Not only are home prices down, the federal government is about to throw in $6,500 to make a purchase an even better deal.
The intent is to stimulate sales of higher priced homes as well as entry level properties. It also could help sellers in getting a slightly higher price for their homes. However, further extensions of this tax credit are not likely, so those delaying a home purchase may lose out on a great source of financial assistance.
STEPHEN OHLEMACHER (AP) reports:
WASHINGTON — First-time homebuyers have been getting tax credits of up to $8,000 since January as part of the economic stimulus package enacted earlier this year. With the program scheduled to expire at the end of November, the Senate voted Wednesday, November 4 to extend and expand the tax credit to include many buyers who already own homes. The House is scheduled to vote on the bill Thursday, November 6.
Buyers who have owned their current homes at least five years would be eligible for tax credits of up to $6,500. First-time homebuyers — or anyone who hasn’t owned a home (including condo or co-op unit) in the last three years — would still get up to $8,000. To qualify, buyers in both groups have to sign a purchase agreement by April 30, 2010, and close by June 30.
“This is probably the last extension,” said Sen. Johnny Isakson, R-Ga., a former real estate executive who championed the credits.
The homebuyers’ tax credit is one of two tax breaks totaling more than $21 billion that the Senate included in a bill extending unemployment benefits for those without a job for more than a year. The other would let companies now losing money recoup taxes they paid on profits earned in the previous five years.
The real estate industry has been pushing to extend and expand the housing tax credit. About 1.4 million first-time homebuyers have qualified for the credit through August. The National Association of Realtors estimates that 350,000 of them would not have purchased their homes without the credit.

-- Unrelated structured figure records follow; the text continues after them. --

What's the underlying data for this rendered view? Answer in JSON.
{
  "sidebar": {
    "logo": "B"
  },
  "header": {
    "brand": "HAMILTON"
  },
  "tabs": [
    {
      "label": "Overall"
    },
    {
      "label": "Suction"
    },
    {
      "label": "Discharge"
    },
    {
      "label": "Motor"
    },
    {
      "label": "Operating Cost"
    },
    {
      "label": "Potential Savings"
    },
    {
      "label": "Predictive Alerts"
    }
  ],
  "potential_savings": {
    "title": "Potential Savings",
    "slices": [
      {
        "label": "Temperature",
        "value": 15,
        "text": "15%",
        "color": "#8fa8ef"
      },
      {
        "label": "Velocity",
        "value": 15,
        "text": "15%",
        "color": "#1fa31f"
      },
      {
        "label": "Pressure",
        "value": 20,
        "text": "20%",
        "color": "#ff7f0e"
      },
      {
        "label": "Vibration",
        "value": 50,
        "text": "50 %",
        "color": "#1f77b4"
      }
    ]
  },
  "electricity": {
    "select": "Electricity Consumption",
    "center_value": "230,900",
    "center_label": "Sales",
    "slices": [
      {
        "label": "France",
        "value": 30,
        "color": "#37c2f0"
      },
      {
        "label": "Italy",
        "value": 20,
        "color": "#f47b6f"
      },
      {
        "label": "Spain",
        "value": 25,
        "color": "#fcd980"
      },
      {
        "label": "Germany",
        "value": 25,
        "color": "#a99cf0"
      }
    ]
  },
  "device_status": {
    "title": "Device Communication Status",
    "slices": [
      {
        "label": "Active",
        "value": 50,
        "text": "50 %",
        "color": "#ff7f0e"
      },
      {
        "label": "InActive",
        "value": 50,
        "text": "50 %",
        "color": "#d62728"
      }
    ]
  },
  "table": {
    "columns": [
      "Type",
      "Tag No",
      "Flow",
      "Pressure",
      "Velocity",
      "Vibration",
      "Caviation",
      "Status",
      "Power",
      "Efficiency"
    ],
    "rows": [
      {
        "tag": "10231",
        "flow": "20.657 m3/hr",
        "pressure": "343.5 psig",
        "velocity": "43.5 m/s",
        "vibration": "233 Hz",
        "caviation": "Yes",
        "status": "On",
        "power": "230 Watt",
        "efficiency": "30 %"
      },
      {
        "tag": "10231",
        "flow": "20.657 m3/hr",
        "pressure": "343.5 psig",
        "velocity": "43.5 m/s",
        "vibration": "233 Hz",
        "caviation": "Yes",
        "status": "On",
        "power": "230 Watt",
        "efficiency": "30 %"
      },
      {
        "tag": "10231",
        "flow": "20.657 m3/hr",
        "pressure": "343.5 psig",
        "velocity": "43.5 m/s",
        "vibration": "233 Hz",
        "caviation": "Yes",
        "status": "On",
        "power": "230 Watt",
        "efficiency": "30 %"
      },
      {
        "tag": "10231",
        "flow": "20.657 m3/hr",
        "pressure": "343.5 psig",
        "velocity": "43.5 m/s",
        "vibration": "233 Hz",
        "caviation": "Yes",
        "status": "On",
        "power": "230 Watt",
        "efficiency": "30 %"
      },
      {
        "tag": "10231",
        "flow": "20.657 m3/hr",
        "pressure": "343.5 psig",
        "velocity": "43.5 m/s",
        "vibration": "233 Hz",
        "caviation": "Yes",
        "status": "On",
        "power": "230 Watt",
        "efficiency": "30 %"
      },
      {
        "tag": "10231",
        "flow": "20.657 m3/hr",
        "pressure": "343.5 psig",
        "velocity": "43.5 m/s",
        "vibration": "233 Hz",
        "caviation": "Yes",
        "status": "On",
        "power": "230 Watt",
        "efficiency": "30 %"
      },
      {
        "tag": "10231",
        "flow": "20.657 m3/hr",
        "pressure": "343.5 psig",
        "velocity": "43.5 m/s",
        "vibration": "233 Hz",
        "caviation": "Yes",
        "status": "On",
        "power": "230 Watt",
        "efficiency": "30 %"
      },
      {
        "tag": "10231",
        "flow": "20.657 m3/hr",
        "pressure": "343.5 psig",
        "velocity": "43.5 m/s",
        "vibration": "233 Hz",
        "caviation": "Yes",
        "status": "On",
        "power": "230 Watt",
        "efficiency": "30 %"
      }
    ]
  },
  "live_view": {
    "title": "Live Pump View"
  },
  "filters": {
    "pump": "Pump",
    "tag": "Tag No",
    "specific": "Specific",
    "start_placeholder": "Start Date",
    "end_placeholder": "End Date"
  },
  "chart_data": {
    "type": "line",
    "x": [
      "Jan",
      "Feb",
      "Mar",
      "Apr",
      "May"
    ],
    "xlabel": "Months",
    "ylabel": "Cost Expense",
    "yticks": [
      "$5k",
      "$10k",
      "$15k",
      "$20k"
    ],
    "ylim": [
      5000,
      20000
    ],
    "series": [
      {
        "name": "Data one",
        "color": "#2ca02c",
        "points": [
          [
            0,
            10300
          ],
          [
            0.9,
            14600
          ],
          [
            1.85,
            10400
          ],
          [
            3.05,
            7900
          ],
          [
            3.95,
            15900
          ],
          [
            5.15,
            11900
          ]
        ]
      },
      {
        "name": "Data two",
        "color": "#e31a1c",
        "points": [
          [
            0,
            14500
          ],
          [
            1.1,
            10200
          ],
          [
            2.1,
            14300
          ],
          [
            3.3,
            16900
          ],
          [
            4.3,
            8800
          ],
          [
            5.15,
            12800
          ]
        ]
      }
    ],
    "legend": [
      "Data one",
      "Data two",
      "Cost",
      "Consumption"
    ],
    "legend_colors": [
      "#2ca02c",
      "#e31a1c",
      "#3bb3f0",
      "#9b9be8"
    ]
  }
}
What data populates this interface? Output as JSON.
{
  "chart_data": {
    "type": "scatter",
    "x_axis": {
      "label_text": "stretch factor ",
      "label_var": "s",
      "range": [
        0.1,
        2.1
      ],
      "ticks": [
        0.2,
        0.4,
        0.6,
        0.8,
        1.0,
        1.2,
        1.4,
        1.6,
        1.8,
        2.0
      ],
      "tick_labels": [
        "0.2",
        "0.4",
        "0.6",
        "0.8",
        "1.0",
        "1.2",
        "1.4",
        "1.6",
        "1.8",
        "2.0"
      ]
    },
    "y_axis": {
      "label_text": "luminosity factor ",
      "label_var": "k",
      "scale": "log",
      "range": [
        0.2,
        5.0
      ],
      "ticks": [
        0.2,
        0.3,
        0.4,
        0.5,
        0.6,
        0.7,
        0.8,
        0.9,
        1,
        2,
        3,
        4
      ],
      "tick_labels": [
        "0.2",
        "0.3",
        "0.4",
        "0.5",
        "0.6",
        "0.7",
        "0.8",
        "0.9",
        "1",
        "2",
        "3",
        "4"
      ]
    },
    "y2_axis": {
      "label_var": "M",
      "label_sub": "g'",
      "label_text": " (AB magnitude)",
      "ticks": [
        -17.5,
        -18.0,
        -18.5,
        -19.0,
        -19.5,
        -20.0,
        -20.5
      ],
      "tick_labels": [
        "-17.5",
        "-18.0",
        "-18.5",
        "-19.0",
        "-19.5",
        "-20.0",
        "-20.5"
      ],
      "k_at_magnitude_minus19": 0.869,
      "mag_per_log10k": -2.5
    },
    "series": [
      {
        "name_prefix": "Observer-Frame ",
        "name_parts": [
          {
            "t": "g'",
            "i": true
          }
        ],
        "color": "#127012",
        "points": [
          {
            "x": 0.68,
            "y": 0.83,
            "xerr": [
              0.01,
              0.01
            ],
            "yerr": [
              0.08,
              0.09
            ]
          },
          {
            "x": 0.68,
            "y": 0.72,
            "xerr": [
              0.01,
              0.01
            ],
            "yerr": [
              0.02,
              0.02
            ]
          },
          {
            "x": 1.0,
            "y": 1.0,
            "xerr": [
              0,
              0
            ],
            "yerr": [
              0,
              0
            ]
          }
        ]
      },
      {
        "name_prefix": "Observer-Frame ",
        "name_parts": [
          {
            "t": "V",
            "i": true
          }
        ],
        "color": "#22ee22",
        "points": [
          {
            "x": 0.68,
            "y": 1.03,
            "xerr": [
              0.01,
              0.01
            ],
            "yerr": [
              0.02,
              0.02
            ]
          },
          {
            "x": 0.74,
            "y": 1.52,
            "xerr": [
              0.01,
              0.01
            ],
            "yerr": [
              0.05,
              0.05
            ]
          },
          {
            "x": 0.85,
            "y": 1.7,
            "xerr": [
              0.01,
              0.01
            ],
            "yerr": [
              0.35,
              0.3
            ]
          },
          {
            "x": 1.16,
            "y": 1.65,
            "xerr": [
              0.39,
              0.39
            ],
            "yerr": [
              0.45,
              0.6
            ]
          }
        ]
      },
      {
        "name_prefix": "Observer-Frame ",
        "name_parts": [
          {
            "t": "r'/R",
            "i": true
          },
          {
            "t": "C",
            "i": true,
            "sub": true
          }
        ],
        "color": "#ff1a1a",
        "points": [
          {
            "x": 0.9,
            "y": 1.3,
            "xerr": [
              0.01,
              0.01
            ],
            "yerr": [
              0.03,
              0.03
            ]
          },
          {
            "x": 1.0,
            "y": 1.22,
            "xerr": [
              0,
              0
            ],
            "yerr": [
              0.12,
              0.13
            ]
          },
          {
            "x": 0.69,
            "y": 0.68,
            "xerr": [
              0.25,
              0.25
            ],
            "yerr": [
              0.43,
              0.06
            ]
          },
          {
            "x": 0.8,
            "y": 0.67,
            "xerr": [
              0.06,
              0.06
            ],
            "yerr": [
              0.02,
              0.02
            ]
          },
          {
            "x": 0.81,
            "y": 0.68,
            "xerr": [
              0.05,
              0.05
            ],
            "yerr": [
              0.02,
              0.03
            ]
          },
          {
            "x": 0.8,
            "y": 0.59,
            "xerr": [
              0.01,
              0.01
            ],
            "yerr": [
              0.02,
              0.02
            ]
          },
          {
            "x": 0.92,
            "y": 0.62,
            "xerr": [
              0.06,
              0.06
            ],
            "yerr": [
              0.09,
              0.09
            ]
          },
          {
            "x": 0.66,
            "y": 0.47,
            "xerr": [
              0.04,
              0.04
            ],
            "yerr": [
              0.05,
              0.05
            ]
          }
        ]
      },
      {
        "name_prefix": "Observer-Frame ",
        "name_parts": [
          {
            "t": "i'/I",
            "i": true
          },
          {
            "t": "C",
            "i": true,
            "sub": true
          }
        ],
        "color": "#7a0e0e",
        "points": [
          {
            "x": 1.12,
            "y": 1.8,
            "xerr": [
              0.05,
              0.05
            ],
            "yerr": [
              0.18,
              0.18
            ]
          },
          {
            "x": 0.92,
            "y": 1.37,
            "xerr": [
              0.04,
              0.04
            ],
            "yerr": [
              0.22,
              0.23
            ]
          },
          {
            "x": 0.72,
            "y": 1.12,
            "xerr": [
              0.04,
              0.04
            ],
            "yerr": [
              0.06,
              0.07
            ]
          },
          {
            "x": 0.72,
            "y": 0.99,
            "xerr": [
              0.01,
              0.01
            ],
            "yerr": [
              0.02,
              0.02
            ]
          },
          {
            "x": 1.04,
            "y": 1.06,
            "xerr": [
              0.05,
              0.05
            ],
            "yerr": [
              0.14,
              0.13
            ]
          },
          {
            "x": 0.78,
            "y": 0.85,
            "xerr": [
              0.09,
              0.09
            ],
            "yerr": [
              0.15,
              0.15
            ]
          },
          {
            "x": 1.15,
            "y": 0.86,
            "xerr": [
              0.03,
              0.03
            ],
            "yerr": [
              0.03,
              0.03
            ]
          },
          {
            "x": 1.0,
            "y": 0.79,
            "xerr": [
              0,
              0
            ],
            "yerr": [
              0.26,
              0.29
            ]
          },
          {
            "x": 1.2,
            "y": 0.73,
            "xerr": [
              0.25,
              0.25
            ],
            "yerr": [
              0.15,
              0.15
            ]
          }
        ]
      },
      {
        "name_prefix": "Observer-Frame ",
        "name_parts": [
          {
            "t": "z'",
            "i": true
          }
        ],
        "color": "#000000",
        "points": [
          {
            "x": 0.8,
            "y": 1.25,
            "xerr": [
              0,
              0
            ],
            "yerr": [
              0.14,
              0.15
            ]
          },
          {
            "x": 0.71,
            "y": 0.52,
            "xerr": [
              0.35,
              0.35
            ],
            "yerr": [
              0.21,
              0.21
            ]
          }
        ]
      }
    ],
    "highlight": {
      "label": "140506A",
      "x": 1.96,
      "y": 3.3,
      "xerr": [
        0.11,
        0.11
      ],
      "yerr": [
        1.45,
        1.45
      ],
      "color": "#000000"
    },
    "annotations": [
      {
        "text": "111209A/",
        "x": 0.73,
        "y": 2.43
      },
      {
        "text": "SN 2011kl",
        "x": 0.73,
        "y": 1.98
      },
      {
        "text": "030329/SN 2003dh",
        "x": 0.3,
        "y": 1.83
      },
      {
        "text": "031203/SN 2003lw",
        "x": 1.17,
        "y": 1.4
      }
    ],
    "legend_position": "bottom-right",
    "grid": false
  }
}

Extending and expanding the tax credit for homebuyers is projected to cost the government about $10.8 billion in lost taxes. The measure passed the Senate by a 98-0 vote.
Expanding the tax credit for money-losing companies is projected to cost $10.4 billion.
The tax break would help industries suffering losses in 2008 or 2009, including retailers, homebuilders and newspapers. The new tax break would be available to companies of any size, providing a quick source of cash.
The tax breaks would be paid for largely by delaying a tax break for multinational companies that pay foreign taxes. It was passed in 2004 and originally was to have taken effect this year, but would now be delayed until 2018.